The final 10 counties will move from red to yellow June 5.

Before the announced change, even patrons who came to a restaurant for take-out were not allowed to eat the food anywhere on the property. Bova said the restaurant industry statewide has been seriously hurt by shutdowns.

Bova said 96% of restaurants statewide have had to lay off employees. The number of people who have lost their jobs, at least temporarily, is 322,000, she said.

If a restaurant is open for take-out and delivery and is generating 30% of its normal revenue, it is doing well, she said.

Meanwhile, state Rep. Joe Ciresi, D-Montgomery, said he sent a letter from a group of lawmakers to Wolf on Wednesday, asking that restaurants, barbershops and hair salons be allowed to operate at a limited capacity in the yellow phase.

Two restaurants that might benefit from allowing outdoor dining are Notch Modern Kitchen & Bar in Lower Macungie Township and White Orchids Thai Cuisine in Upper Saucon Township. Both have large outdoor dining patios.

It would be another adjustment for Jeff Virojanapa, owner of both.
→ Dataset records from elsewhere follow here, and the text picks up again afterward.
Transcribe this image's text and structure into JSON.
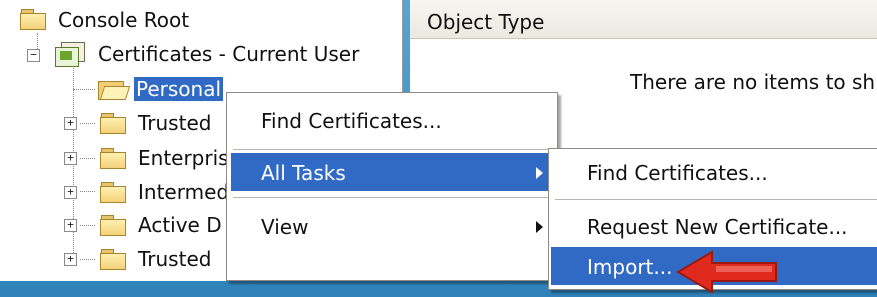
{
  "tree": {
    "root_label": "Console Root",
    "store_label": "Certificates - Current User",
    "items": [
      {
        "label": "Personal",
        "selected": true,
        "expander": ""
      },
      {
        "label": "Trusted",
        "selected": false,
        "expander": "+"
      },
      {
        "label": "Enterpris",
        "selected": false,
        "expander": "+"
      },
      {
        "label": "Intermed",
        "selected": false,
        "expander": "+"
      },
      {
        "label": "Active D",
        "selected": false,
        "expander": "+"
      },
      {
        "label": "Trusted",
        "selected": false,
        "expander": "+"
      }
    ],
    "store_expander": "−"
  },
  "details": {
    "column_header": "Object Type",
    "empty_message": "There are no items to sh"
  },
  "context_menu": {
    "items": [
      {
        "label": "Find Certificates...",
        "submenu": false,
        "highlighted": false
      },
      {
        "label": "All Tasks",
        "submenu": true,
        "highlighted": true
      },
      {
        "label": "View",
        "submenu": true,
        "highlighted": false
      }
    ]
  },
  "submenu": {
    "items": [
      {
        "label": "Find Certificates...",
        "highlighted": false
      },
      {
        "label": "Request New Certificate...",
        "highlighted": false
      },
      {
        "label": "Import...",
        "highlighted": true
      }
    ]
  },
  "colors": {
    "selection": "#316ac5",
    "frame": "#3b93c8",
    "annotation_arrow": "#e02a1e"
  }
}
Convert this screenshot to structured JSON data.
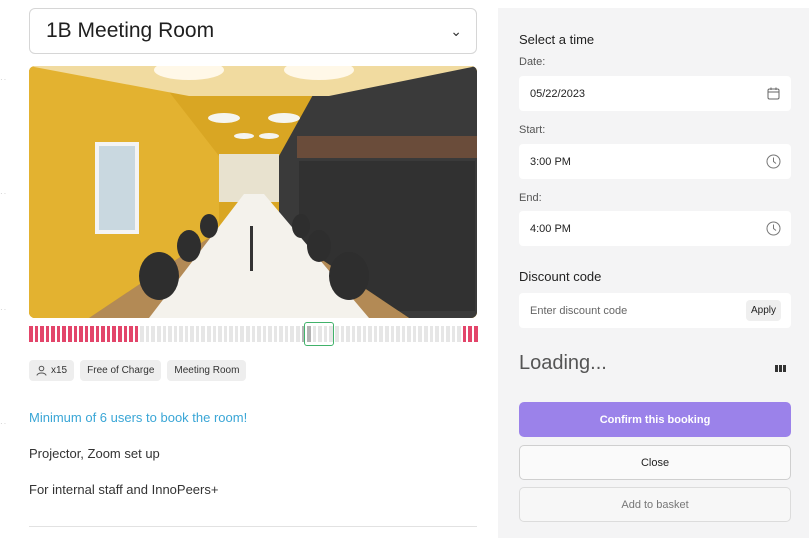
{
  "room": {
    "title": "1B Meeting Room",
    "capacity_label": "x15",
    "tags": [
      "Free of Charge",
      "Meeting Room"
    ],
    "min_users_note": "Minimum of 6 users to book the room!",
    "description_lines": [
      "Projector, Zoom set up",
      "For internal staff and InnoPeers+"
    ]
  },
  "timeline": {
    "slots": [
      "booked",
      "booked",
      "booked",
      "booked",
      "booked",
      "booked",
      "booked",
      "booked",
      "booked",
      "booked",
      "booked",
      "booked",
      "booked",
      "booked",
      "booked",
      "booked",
      "booked",
      "booked",
      "booked",
      "booked",
      "free",
      "free",
      "free",
      "free",
      "free",
      "free",
      "free",
      "free",
      "free",
      "free",
      "free",
      "free",
      "free",
      "free",
      "free",
      "free",
      "free",
      "free",
      "free",
      "free",
      "free",
      "free",
      "free",
      "free",
      "free",
      "free",
      "free",
      "free",
      "free",
      "selected",
      "selected",
      "free",
      "free",
      "free",
      "free",
      "free",
      "free",
      "free",
      "free",
      "free",
      "free",
      "free",
      "free",
      "free",
      "free",
      "free",
      "free",
      "free",
      "free",
      "free",
      "free",
      "free",
      "free",
      "free",
      "free",
      "free",
      "free",
      "free",
      "booked",
      "booked",
      "booked"
    ]
  },
  "booking": {
    "heading": "Select a time",
    "date_label": "Date:",
    "date_value": "05/22/2023",
    "start_label": "Start:",
    "start_value": "3:00 PM",
    "end_label": "End:",
    "end_value": "4:00 PM",
    "discount_title": "Discount code",
    "discount_placeholder": "Enter discount code",
    "apply_label": "Apply",
    "loading_text": "Loading...",
    "confirm_label": "Confirm this booking",
    "close_label": "Close",
    "basket_label": "Add to basket"
  },
  "colors": {
    "accent": "#9b82ea",
    "booked": "#e3456a",
    "link": "#3aa6d6",
    "selection": "#41b26a"
  },
  "icons": {
    "dropdown": "chevron-down-icon",
    "calendar": "calendar-icon",
    "clock": "clock-icon",
    "person": "person-icon",
    "bars": "bars-icon"
  }
}
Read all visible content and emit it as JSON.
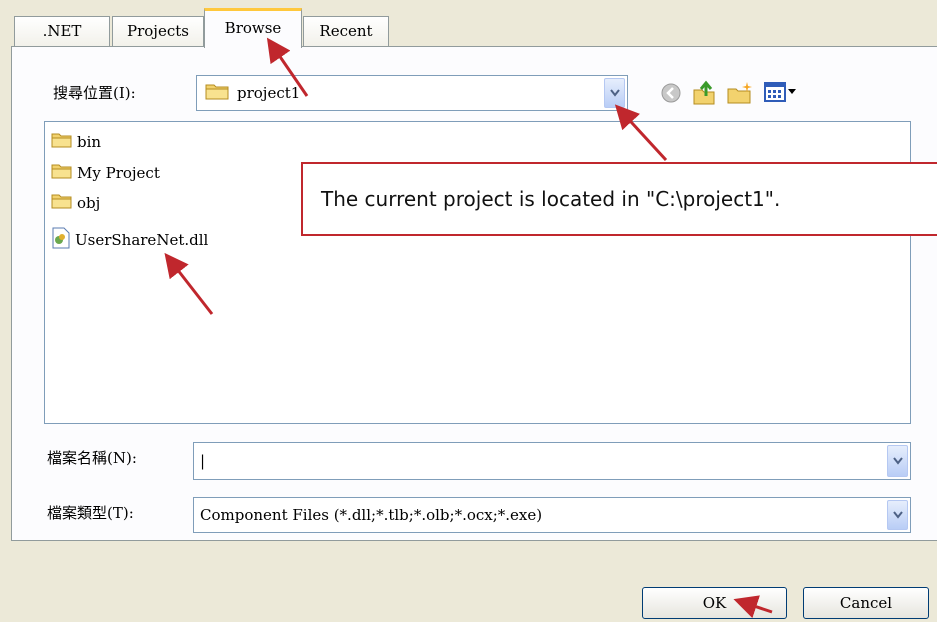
{
  "tabs": [
    ".NET",
    "Projects",
    "Browse",
    "Recent"
  ],
  "active_tab": "Browse",
  "look_in": {
    "label": "搜尋位置(I):",
    "value": "project1"
  },
  "files": [
    {
      "name": "bin",
      "type": "folder"
    },
    {
      "name": "My Project",
      "type": "folder"
    },
    {
      "name": "obj",
      "type": "folder"
    },
    {
      "name": "UserShareNet.dll",
      "type": "dll"
    }
  ],
  "file_name": {
    "label": "檔案名稱(N):",
    "value": "|"
  },
  "file_type": {
    "label": "檔案類型(T):",
    "value": "Component Files (*.dll;*.tlb;*.olb;*.ocx;*.exe)"
  },
  "buttons": {
    "ok": "OK",
    "cancel": "Cancel"
  },
  "annotation": "The current project is located in  \"C:\\project1\".",
  "colors": {
    "dialog_bg": "#ECE9D8",
    "annotation_red": "#C0272D",
    "active_tab_accent": "#FFC83C"
  }
}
Like many other restaurant owners, he had to switch gears and build a customer base for curbside pickup.

“The key thing for us is to keep people safe, ” Virojanapa said. “We have to roll with and adapt to the changes.”

With curbside business, Notch, which opened less than a year ago, is doing about 25% of the business it was doing before the virus, he estimated, and White Orchids is doing about 40% of its previous business.

The added ability to sell wine, beer and cocktails to go gave them a boost. But with each change, the restaurants have had to adapt to a new way of doing business.

For the Lehigh Valley’s top fine-dining restaurant, outdoor dining would be trickier. Bolete, Salisbury Township’s award-winning restaurant, is based in a historic building at the corner of a three way intersection. There’s not much space to dine outdoors.

“I’d feel way better about outdoor dining, but we are pretty limited on space, ” said Erin Shea, who co-owns the restaurant with her chef husband, Lee Chizmar. “Our parking lot is small and we need to work around it but that’s how it’s always been for Bolete. We are used to being creative.”

They have made their curbside business less of a transaction and more of a dining experience. Customers can pull into the parking lot and enjoy live music while they pick up their food.

It’s a massive shift in how the restaurant has operated for the last 13 years.

“It was like opening up a whole new restaurant” Shea said. “There was no system in place for curbside. You can’t do the same food that we were used to. It was way harder than we thought it would be.”